Around the time the miners were reaching the Barnsley bed the colliery company began building housing to accommodate its workers and their families, not only the housing but even the pub, The Denaby Main Hotel, nowadays one of the few properties from that era still standing. However It is now (2008)a Balti restaurant.
The layout of the village was pure ‘Industrial Revolution’, parallel streets of terraced houses running away from the Mexborough to Conisbrough road which ran through the village, with, in its centre the library and park. It was possible from almost every street to look down to the colliery.

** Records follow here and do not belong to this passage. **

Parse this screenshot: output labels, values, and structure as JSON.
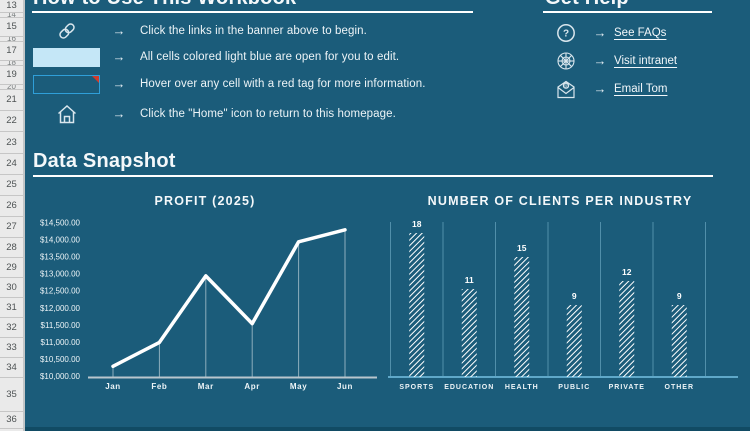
{
  "glyphs": {
    "arrow": "→"
  },
  "colors": {
    "sheet_background": "#1B5C7A",
    "footer_band": "#114B64",
    "edit_cell_fill": "#C5E7F7",
    "tag_cell_border": "#2F9FD9",
    "red_tag": "#D23A2B",
    "text": "#EDF4F7"
  },
  "row_header": {
    "rows": [
      {
        "label": "13",
        "h": 13
      },
      {
        "label": "14",
        "h": 5
      },
      {
        "label": "15",
        "h": 19
      },
      {
        "label": "16",
        "h": 5
      },
      {
        "label": "17",
        "h": 19
      },
      {
        "label": "18",
        "h": 5
      },
      {
        "label": "19",
        "h": 19
      },
      {
        "label": "20",
        "h": 5
      },
      {
        "label": "21",
        "h": 21
      },
      {
        "label": "22",
        "h": 21
      },
      {
        "label": "23",
        "h": 22
      },
      {
        "label": "24",
        "h": 21
      },
      {
        "label": "25",
        "h": 21
      },
      {
        "label": "26",
        "h": 21
      },
      {
        "label": "27",
        "h": 21
      },
      {
        "label": "28",
        "h": 20
      },
      {
        "label": "29",
        "h": 20
      },
      {
        "label": "30",
        "h": 20
      },
      {
        "label": "31",
        "h": 20
      },
      {
        "label": "32",
        "h": 20
      },
      {
        "label": "33",
        "h": 20
      },
      {
        "label": "34",
        "h": 20
      },
      {
        "label": "35",
        "h": 34
      },
      {
        "label": "36",
        "h": 17
      }
    ]
  },
  "sections": {
    "how_to": {
      "title": "How to Use This Workbook",
      "instructions": [
        {
          "icon": "link-icon",
          "text": "Click the links in the banner above to begin."
        },
        {
          "icon": "edit-cell-swatch",
          "text": "All cells colored light blue are open for you to edit."
        },
        {
          "icon": "red-tag-cell-swatch",
          "text": "Hover over any cell with a red tag for more information."
        },
        {
          "icon": "home-icon",
          "text": "Click the \"Home\" icon to return to this homepage."
        }
      ]
    },
    "get_help": {
      "title": "Get Help",
      "links": [
        {
          "icon": "help-icon",
          "label": "See FAQs"
        },
        {
          "icon": "web-icon",
          "label": "Visit intranet"
        },
        {
          "icon": "email-icon",
          "label": "Email Tom"
        }
      ]
    },
    "data_snapshot": {
      "title": "Data Snapshot"
    }
  },
  "chart_data": [
    {
      "type": "line",
      "title": "PROFIT (2025)",
      "x": [
        "Jan",
        "Feb",
        "Mar",
        "Apr",
        "May",
        "Jun"
      ],
      "values": [
        10300,
        11000,
        12950,
        11550,
        13950,
        14300
      ],
      "ylim": [
        10000,
        14500
      ],
      "ytick_step": 500,
      "ytick_labels": [
        "$14,500.00",
        "$14,000.00",
        "$13,500.00",
        "$13,000.00",
        "$12,500.00",
        "$12,000.00",
        "$11,500.00",
        "$11,000.00",
        "$10,500.00",
        "$10,000.00"
      ],
      "grid": "vertical-drop-lines",
      "legend": "none",
      "line_color": "#FFFFFF"
    },
    {
      "type": "bar",
      "title": "NUMBER OF CLIENTS PER INDUSTRY",
      "categories": [
        "SPORTS",
        "EDUCATION",
        "HEALTH",
        "PUBLIC",
        "PRIVATE",
        "OTHER"
      ],
      "values": [
        18,
        11,
        15,
        9,
        12,
        9
      ],
      "ylim": [
        0,
        20
      ],
      "grid": "vertical-category-lines",
      "legend": "none",
      "bar_style": "white-diagonal-hatch",
      "data_labels": true
    }
  ]
}
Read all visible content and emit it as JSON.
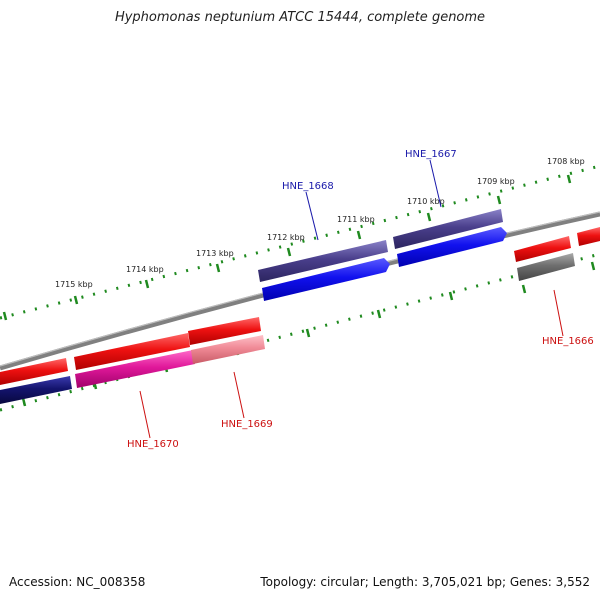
{
  "title": "Hyphomonas neptunium ATCC 15444, complete genome",
  "footer": {
    "accession": "Accession: NC_008358",
    "summary": "Topology: circular; Length: 3,705,021 bp; Genes: 3,552"
  },
  "scale_labels": [
    "1715 kbp",
    "1714 kbp",
    "1713 kbp",
    "1712 kbp",
    "1711 kbp",
    "1710 kbp",
    "1709 kbp",
    "1708 kbp"
  ],
  "gene_labels": {
    "hne_1668": "HNE_1668",
    "hne_1667": "HNE_1667",
    "hne_1666": "HNE_1666",
    "hne_1670": "HNE_1670",
    "hne_1669": "HNE_1669"
  },
  "colors": {
    "axis": "#808080",
    "ticks": "#1f8a1f",
    "gene_red": "#ee1111",
    "gene_blue": "#1111ee",
    "gene_purple": "#4a3f8c",
    "gene_navy": "#14146e",
    "gene_magenta": "#e0189a",
    "gene_pink": "#f08a96",
    "gene_gray": "#6e6e6e",
    "label_blue": "#1a1aaa",
    "label_red": "#cc1111"
  }
}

The village gained notoriety at the close of the nineteenth century as a result of a characterisation as "The Worst Village in England" in an edition of the magazine 'Christian Budget' This pejorative piece described somewhere,
...so repulsive that many who have never been near it will probably refuse to credit the story...[where]...nearly all the men, and most of the women, devote their high wages to betting, where religion is forgotten, home life is shattered where immorality and intemperance are rife, where wives are sold like cattle, and children are neglected.(1899 )
The village was served by two railway stations bearing its name, Denaby, some distance away on the Dearne Valley Railway and Denaby and Conisbrough, the southern terminal of the South Yorkshire Junction Railway. The nearest station nowadays is Conisbrough.
In 1987 The Miners' Memorial Chapel in All Saints' Church, Denaby, opened, serving as a memorial to all those who had worked in the collieries of the area. It contains a pit wheel, salvaged from Cadeby Colliery, and the altar incorporates a 1 ton block of coal which came from Manvers Main Colliery.
The village did have a relitively successful non-league football side, Denaby United F.C. but were forced to become defunct due to losing their ground in 2002, after Denaby and Cadeby Miners Welfare Scheme took it from them.